Several recent stories seem to have touched the nerves of “Across the Fence” readers. I’ve received many letters and e-mails concerning the loss of quiet places and the way of life that so many of you grew up with. It reminded me of the words of Waheenee (Buffalo Bird Woman), a member of the Hidatsa in North Dakota. She was born around 1839 and died in 1932.
“I am an old woman now. The buffaloes and black-tail deer are gone, and our Indian ways are almost gone. Sometimes I find it hard to believe that I ever lived them. But for me, I cannot forget our old ways.
“Often in summer, I rise at day break and steal out to the corn fields, and as I hoe the corn I sing to it, as we did when I was young. No one cares for our corn songs now.
“Sometimes in the evenings I sit, looking out on the big Missouri. The sun sets, and dusk steals over the water. In the shadows I seem again to see our Indian village, with smoke curling upward from the earth lodges, and in the rivers roar, I hear the yells of our warriors, and the laughter of little children as of old.
“It is but an old woman’s dream. Then I see but the shadows and hear only the roar of the river, and tears come into my eyes. Our Indian life, I know, is gone forever.”
I find it sad that Buffalo Bird Woman reached the winter of her life and realized that the world as she had known it was gone, and would never return. I think many older people today are experiencing the same feelings. As I talked about in earlier columns, many changes have taken place during our lifetime. Most people wouldn’t want to go back to doing without things we’ve become accustomed to, but many of you expressed the feeling that you don’t think all the changes have been for the better. The world seems to be speeding through the cosmos at break-neck speed. Things are changing too fast for many of you, and just like Buffalo Bird Woman, you know that the world will never be the same as the one you grew up in.

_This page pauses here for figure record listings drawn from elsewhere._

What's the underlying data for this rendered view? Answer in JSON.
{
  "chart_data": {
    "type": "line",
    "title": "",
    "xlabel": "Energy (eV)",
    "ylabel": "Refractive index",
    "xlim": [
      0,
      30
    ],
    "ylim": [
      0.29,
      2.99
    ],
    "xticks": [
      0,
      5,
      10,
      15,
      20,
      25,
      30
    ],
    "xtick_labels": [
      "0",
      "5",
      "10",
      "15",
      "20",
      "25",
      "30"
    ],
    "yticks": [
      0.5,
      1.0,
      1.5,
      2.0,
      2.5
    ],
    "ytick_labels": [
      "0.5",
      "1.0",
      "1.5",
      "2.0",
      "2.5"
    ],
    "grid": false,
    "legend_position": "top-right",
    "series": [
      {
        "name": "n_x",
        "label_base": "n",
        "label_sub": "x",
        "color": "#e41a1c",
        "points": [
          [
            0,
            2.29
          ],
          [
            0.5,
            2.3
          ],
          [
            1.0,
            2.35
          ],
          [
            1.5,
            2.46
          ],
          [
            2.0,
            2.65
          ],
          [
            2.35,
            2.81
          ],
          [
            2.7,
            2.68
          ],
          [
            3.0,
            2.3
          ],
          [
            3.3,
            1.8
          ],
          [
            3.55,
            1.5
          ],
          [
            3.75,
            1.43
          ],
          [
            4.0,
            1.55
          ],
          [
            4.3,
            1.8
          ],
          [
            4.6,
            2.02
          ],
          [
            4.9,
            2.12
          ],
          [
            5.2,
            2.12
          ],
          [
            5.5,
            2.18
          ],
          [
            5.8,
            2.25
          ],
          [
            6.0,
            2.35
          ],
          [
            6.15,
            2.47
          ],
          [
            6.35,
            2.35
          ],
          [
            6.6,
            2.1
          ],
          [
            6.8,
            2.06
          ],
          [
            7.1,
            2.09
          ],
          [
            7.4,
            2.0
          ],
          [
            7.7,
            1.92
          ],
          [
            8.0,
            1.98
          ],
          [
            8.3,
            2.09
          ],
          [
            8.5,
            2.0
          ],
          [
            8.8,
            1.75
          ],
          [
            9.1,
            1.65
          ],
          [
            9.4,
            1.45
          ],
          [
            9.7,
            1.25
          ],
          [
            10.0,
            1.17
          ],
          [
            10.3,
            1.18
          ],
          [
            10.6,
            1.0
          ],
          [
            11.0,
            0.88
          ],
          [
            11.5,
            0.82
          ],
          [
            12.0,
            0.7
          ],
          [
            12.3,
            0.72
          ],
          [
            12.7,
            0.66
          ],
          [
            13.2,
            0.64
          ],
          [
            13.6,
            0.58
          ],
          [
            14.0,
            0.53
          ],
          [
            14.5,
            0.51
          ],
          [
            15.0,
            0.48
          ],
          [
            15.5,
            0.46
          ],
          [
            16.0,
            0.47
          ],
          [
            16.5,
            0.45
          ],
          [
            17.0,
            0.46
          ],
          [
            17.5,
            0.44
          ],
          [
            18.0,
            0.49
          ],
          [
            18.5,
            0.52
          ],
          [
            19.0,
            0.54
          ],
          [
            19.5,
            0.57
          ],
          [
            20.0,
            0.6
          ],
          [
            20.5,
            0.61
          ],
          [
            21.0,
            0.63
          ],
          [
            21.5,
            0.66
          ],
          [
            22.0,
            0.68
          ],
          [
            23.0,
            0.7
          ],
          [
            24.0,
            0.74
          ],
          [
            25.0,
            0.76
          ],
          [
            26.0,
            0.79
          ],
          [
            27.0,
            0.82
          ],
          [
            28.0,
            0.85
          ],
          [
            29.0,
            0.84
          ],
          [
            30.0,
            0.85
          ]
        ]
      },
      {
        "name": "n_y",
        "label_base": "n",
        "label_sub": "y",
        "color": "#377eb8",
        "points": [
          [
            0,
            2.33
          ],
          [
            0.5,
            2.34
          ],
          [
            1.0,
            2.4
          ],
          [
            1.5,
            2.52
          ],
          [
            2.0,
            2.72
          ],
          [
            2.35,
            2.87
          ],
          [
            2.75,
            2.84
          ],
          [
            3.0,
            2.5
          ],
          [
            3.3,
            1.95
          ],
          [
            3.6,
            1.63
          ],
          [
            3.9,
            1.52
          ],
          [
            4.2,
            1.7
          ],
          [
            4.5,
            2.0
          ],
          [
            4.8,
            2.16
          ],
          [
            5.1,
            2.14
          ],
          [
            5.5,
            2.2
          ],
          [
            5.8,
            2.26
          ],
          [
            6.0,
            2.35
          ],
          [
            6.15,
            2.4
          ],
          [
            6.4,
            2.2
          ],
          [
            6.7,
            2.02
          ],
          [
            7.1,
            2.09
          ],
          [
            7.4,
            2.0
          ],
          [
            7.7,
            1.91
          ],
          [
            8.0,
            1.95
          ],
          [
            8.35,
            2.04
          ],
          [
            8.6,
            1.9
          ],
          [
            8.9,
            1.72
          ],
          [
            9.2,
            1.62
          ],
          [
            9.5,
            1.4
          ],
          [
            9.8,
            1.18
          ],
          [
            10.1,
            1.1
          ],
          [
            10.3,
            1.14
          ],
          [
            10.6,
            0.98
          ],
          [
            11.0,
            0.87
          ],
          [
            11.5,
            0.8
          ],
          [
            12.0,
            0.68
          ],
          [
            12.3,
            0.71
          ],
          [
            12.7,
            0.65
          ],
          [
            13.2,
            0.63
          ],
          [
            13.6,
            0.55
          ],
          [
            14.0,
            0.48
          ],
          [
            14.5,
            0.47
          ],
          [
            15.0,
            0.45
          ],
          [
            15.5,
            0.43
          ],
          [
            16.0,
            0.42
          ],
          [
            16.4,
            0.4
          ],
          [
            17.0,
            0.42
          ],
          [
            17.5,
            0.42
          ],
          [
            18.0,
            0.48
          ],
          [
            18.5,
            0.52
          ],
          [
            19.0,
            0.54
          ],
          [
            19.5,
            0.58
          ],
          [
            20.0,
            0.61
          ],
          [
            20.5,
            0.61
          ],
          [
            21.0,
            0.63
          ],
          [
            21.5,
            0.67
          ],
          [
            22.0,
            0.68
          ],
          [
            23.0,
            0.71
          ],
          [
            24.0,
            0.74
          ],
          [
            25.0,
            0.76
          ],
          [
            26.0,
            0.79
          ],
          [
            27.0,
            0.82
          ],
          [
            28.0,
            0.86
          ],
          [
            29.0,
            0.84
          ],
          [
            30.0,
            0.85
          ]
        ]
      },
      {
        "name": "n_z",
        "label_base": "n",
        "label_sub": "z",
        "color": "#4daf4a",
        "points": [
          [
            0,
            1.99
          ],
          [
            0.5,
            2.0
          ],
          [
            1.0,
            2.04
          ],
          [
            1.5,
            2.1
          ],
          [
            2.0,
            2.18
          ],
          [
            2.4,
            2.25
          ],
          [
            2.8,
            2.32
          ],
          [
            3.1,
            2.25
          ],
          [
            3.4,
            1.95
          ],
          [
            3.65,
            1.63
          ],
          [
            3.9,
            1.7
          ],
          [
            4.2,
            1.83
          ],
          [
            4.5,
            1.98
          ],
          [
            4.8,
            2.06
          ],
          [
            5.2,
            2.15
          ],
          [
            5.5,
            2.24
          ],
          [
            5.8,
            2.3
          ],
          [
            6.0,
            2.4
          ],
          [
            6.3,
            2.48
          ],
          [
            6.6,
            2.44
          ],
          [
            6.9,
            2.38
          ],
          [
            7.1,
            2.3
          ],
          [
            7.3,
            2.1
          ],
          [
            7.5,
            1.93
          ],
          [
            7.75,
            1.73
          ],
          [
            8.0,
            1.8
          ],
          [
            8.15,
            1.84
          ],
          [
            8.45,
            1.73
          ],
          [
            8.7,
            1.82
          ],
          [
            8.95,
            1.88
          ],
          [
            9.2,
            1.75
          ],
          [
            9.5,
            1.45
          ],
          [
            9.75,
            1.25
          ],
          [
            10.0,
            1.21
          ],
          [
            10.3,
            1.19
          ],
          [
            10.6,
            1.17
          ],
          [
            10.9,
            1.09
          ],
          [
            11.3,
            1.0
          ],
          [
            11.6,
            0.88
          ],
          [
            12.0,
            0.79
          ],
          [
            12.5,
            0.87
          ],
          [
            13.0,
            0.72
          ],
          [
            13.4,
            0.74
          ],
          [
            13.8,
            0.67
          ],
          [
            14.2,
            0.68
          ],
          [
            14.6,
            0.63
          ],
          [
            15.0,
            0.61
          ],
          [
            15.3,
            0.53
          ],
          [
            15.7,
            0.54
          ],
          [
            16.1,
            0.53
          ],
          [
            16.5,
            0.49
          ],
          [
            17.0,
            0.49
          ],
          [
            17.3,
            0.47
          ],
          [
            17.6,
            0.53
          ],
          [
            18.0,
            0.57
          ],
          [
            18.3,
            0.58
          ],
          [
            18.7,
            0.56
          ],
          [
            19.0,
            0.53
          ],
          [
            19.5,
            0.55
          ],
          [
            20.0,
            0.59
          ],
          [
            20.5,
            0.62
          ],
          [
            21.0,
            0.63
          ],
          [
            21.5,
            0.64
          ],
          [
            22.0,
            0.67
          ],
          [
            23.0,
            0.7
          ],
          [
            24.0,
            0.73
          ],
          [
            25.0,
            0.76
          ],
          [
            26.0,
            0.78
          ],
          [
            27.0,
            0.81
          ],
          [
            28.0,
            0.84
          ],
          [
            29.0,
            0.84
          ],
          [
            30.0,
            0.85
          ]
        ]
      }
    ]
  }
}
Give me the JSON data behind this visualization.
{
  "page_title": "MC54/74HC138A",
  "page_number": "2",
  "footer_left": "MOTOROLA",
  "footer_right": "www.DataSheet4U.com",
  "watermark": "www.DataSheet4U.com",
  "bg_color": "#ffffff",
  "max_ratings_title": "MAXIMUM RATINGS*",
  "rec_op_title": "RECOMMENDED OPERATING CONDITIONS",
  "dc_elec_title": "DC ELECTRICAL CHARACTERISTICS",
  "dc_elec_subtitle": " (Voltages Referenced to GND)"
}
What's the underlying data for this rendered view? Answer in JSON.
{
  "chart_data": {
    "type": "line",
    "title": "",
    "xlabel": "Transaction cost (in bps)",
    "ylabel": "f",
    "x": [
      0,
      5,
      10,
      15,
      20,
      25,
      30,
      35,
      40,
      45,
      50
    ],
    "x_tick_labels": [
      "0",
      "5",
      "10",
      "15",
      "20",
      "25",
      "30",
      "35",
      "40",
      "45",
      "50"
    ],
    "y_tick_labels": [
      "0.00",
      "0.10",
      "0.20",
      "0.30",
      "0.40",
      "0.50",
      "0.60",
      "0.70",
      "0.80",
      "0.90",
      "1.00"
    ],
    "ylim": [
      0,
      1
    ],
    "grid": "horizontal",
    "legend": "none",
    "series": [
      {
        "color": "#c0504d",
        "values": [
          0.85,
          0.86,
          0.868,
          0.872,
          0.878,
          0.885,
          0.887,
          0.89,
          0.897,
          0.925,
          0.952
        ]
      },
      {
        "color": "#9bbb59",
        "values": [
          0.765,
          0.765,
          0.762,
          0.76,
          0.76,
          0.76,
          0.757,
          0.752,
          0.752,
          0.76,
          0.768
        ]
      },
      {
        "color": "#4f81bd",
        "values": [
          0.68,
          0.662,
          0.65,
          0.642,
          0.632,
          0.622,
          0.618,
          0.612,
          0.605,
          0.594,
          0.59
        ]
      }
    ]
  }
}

Many of you were raised in a rural society. Barns, windmills, fences, milking cows, canning food from your own garden, rural schools, and outhouses, were part of your life. In the early days you didn’t have a television, computer, air conditioning, or cell phone, among countless other inventions. Many of you remember farming with horses before you had a tractor.
As I drive the country roads I notice all the old barns and farm buildings that now stand empty and are deteriorating. I wonder what stories we’d hear if those walls could talk? I think of our old barn that was demolished a year ago. Before it was torn down and buried, I wandered around in it, took many photos, and observed all the features that I had neglected to notice before. I realized that the old barn, and many others like it, are fast disappearing from the countryside.
The way of life that went on in those barns, not that many years ago, is gone forever on most farms. I close my eyes and listen: Gone is the sound of stanchions jangling as cows stretched to pilfer hay from a neighboring cow; gone is the sound of milk pails being emptied into a strainer; gone are the milk cans; gone is the sound of cow’s hoofs on cement as they hurried out the door after being milked; gone are most haymows piled full of bales; gone is the feeling of warmth in an old barn on a cold winter day.
I open my eyes and everything is quiet… and gone. The old barn is gone, the tobacco shed is gone, the chicken house is gone, the hog houses are gone, the granary is gone, the old log house is gone, the outhouse is gone, the windmill is gone, the cistern and pump are gone, most of the fences are gone, a way of life is gone… and it’s not coming back.
The evolution of life continues and changes with each generation. We can’t even imagine the many changes the next generation will see and experience. Our way of life will be as alien to them as the earth lodges of Buffalo Bird Woman are to our generation.
In the twilight shadows I see again the old buildings of our farm. I see the smoke curling up from the chimney of the old house I was raised in and hear the “putt, putt, putt” of the old John Deere tractors. Then, like Buffalo Bird Woman, I see only shadows where the past used to live.
Within those shadows of a disappearing way of life, we find some wonderful memories begin to emerge, like a beautiful butterfly from a cocoon. The overwhelming response I received from readers is that they cherish those memories and are glad they had the opportunity to live during that period. It was a hard, physical life, but it was a good life, where families worked together, and neighbors helped neighbors. That way of life may soon be gone, but it still lives on in all of us who were there.